Je soulignerai deux points à valoriser. D'une part, le rôle de l'enseignant demeure essentiel, central, que ce soit avec ou sans le numérique. Apprendre requiert l'intervention d'un enseignant qui choisisse judicieusement des situations, des ressources, qui construise un milieu didactique. Il permet d'engager les élèves, afin qu'ils mobilisent des connaissances. Il reste difficile d'apprendre sans une intention didactique. Le numérique ne remplacera jamais les enseignants.

D'autre part, remettre l'élève au centre des préoccupations se situe au cœur de la motivation et de la vocation des enseignants. Nous ne devrions pas nous occuper de numérique sur injonction, parce que telle est la politique du moment, ou dans le seul but d'utiliser les tablettes mises à disposition dans les établissements.
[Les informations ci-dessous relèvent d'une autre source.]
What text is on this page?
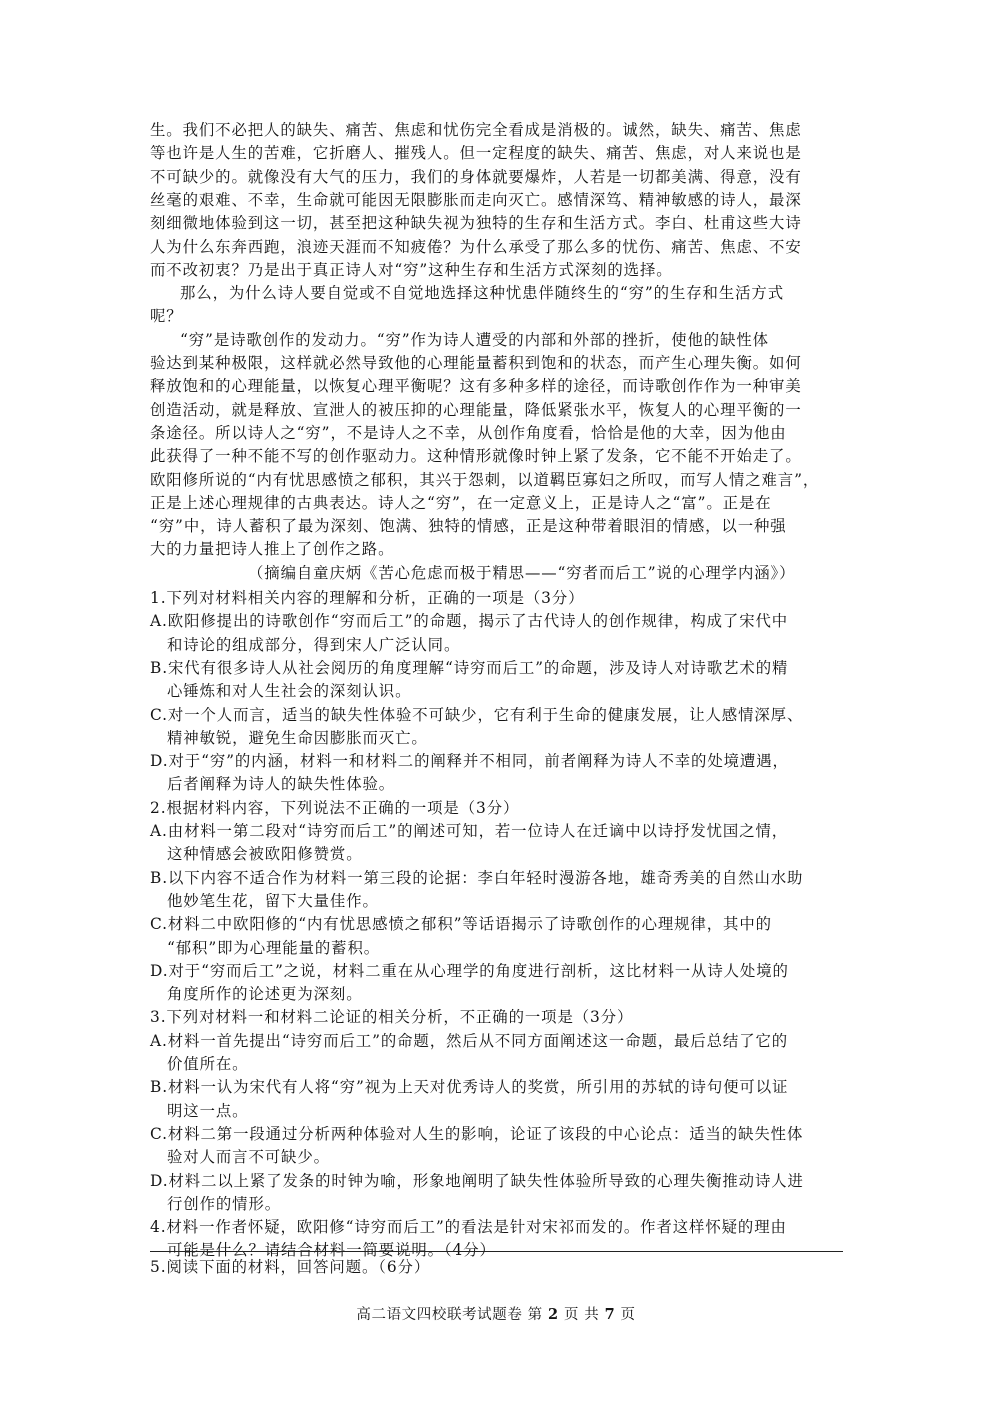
生。我们不必把人的缺失、痛苦、焦虑和忧伤完全看成是消极的。诚然，缺失、痛苦、焦虑
等也许是人生的苦难，它折磨人、摧残人。但一定程度的缺失、痛苦、焦虑，对人来说也是
不可缺少的。就像没有大气的压力，我们的身体就要爆炸，人若是一切都美满、得意，没有
丝毫的艰难、不幸，生命就可能因无限膨胀而走向灭亡。感情深笃、精神敏感的诗人，最深
刻细微地体验到这一切，甚至把这种缺失视为独特的生存和生活方式。李白、杜甫这些大诗
人为什么东奔西跑，浪迹天涯而不知疲倦？为什么承受了那么多的忧伤、痛苦、焦虑、不安
而不改初衷？乃是出于真正诗人对“穷”这种生存和生活方式深刻的选择。
那么，为什么诗人要自觉或不自觉地选择这种忧患伴随终生的“穷”的生存和生活方式
呢？
“穷”是诗歌创作的发动力。“穷”作为诗人遭受的内部和外部的挫折，使他的缺性体
验达到某种极限，这样就必然导致他的心理能量蓄积到饱和的状态，而产生心理失衡。如何
释放饱和的心理能量，以恢复心理平衡呢？这有多种多样的途径，而诗歌创作作为一种审美
创造活动，就是释放、宣泄人的被压抑的心理能量，降低紧张水平，恢复人的心理平衡的一
条途径。所以诗人之“穷”，不是诗人之不幸，从创作角度看，恰恰是他的大幸，因为他由
此获得了一种不能不写的创作驱动力。这种情形就像时钟上紧了发条，它不能不开始走了。
欧阳修所说的“内有忧思感愤之郁积，其兴于怨刺，以道羁臣寡妇之所叹，而写人情之难言”，
正是上述心理规律的古典表达。诗人之“穷”，在一定意义上，正是诗人之“富”。正是在
“穷”中，诗人蓄积了最为深刻、饱满、独特的情感，正是这种带着眼泪的情感，以一种强
大的力量把诗人推上了创作之路。
（摘编自童庆炳《苦心危虑而极于精思——“穷者而后工”说的心理学内涵》）
1.下列对材料相关内容的理解和分析，正确的一项是（3分）
A.欧阳修提出的诗歌创作“穷而后工”的命题，揭示了古代诗人的创作规律，构成了宋代中
和诗论的组成部分，得到宋人广泛认同。
B.宋代有很多诗人从社会阅历的角度理解“诗穷而后工”的命题，涉及诗人对诗歌艺术的精
心锤炼和对人生社会的深刻认识。
C.对一个人而言，适当的缺失性体验不可缺少，它有利于生命的健康发展，让人感情深厚、
精神敏锐，避免生命因膨胀而灭亡。
D.对于“穷”的内涵，材料一和材料二的阐释并不相同，前者阐释为诗人不幸的处境遭遇，
后者阐释为诗人的缺失性体验。
2.根据材料内容，下列说法不正确的一项是（3分）
A.由材料一第二段对“诗穷而后工”的阐述可知，若一位诗人在迁谪中以诗抒发忧国之情，
这种情感会被欧阳修赞赏。
B.以下内容不适合作为材料一第三段的论据：李白年轻时漫游各地，雄奇秀美的自然山水助
他妙笔生花，留下大量佳作。
C.材料二中欧阳修的“内有忧思感愤之郁积”等话语揭示了诗歌创作的心理规律，其中的
“郁积”即为心理能量的蓄积。
D.对于“穷而后工”之说，材料二重在从心理学的角度进行剖析，这比材料一从诗人处境的
角度所作的论述更为深刻。
3.下列对材料一和材料二论证的相关分析，不正确的一项是（3分）
A.材料一首先提出“诗穷而后工”的命题，然后从不同方面阐述这一命题，最后总结了它的
价值所在。
B.材料一认为宋代有人将“穷”视为上天对优秀诗人的奖赏，所引用的苏轼的诗句便可以证
明这一点。
C.材料二第一段通过分析两种体验对人生的影响，论证了该段的中心论点：适当的缺失性体
验对人而言不可缺少。
D.材料二以上紧了发条的时钟为喻，形象地阐明了缺失性体验所导致的心理失衡推动诗人进
行创作的情形。
4.材料一作者怀疑，欧阳修“诗穷而后工”的看法是针对宋祁而发的。作者这样怀疑的理由
可能是什么？请结合材料一简要说明。（4分）
5.阅读下面的材料，回答问题。（6分）
高二语文四校联考试题卷 第 2 页 共 7 页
Pour devenir des citoyens éclairés, critiques et créatifs, les élèves ont besoin de leur enseignant dans toutes les disciplines.

L'une des solutions consisterait à mettre en place des formations hybrides sur des durées plus longues que celles qui existent actuellement. Elles permettraient aux enseignants d'expérimenter la position d'apprenants à distance et de réaliser des allers-retours entre ces formations et leur terrain quotidien.

Enfin, j'aimerais rappeler que le confinement n'était pas représentatif de ce que l'enseignement avec le numérique peut être. Cette période spécifique fut engendrée par la contrainte, il a fallu recourir au numérique sans préparation préalable. Une étude d'Aix-Marseille Université a montré que seuls 20 % des 5 000 personnes interrogées ont eu le sentiment de se retrouver dans des conditions (matérielles, psychologiques, mentales, etc.) qui leur permettaient de réellement travailler. L'effet de loupe sur les inconvénients et travers de l'expérience est évident. En revanche, il occulte ce qui pourrait être bien fait dans le domaine du numérique éducatif.